Articolo 2: il progresso nel pieno sviluppo di una cultura della pace avvengono attraverso valori, atteggiamenti, modalità di comportamento e stili di vita orientati alla promozione della pace fra gli individui, i gruppi, le nazioni”. (A/RES/53/243, 13 settembre 2009).
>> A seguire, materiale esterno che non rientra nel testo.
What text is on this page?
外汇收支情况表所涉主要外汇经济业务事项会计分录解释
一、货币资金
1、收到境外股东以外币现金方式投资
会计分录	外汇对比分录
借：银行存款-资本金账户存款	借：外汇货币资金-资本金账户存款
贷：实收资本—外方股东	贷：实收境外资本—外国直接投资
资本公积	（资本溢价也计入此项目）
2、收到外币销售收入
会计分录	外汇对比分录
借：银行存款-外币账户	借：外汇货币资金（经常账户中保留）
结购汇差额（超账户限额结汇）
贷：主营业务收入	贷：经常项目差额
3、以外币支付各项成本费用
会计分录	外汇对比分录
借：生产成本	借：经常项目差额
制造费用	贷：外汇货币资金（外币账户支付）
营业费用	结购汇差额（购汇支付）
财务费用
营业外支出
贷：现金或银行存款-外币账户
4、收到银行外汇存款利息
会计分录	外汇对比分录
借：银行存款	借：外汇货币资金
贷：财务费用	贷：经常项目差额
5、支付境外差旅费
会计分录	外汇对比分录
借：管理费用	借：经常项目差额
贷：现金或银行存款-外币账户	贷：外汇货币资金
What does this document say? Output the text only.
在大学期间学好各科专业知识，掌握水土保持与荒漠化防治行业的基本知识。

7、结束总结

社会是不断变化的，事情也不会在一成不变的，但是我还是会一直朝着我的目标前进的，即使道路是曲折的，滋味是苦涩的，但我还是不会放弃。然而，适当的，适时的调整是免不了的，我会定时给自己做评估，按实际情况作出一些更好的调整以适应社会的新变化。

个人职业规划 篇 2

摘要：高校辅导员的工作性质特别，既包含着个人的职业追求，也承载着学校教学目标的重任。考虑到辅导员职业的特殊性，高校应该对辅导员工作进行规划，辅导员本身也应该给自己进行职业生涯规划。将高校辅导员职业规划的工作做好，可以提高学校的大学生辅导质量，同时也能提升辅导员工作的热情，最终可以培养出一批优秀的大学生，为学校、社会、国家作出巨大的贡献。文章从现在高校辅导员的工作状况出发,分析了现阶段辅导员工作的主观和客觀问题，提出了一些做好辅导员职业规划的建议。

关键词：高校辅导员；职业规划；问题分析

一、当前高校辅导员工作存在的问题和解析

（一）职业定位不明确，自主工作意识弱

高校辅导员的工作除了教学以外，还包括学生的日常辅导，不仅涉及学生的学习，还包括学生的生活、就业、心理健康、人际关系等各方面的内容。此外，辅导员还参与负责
Per le Nazioni Unite e per l’UNESCO, “cultura della pace” è un “insieme di valori, atteggiamenti, modalità di comportamento e stili di vita che rifiuta la violenza e previene i conflitti esaminandone le cause profonde, per poter risolvere i problemi attraverso il dialogo e le negoziazioni fra individui, gruppi e nazioni” (Risoluzione Nazioni Unite A/RES/52/13: Cultura della Pace e A/53/243: Dichiarazione e Programma di Azione per una Cultura della Pace).

La Città per le Culture della Pace, la Fondazione, e l’Istituto, sviluppano ulteriormente questo concetton, sottolineando e promuovendo al tempo stesso l’idea di una pluralità di “culture della pace”, che non solo operano in luoghi e con persone diverse, ma anche in diverse discipline e campi d’azione. La Città, la Fondazione e l’Istituto concepiscono il loro lavoro come una via che conduce alle “culture della pace”. Realizzano le loro attività nella convinzione che ogni individuo possa aiutare a costruire ponti fra popoli eterogenee attraverso la conoscenza e l’accettazione della diversità culturale.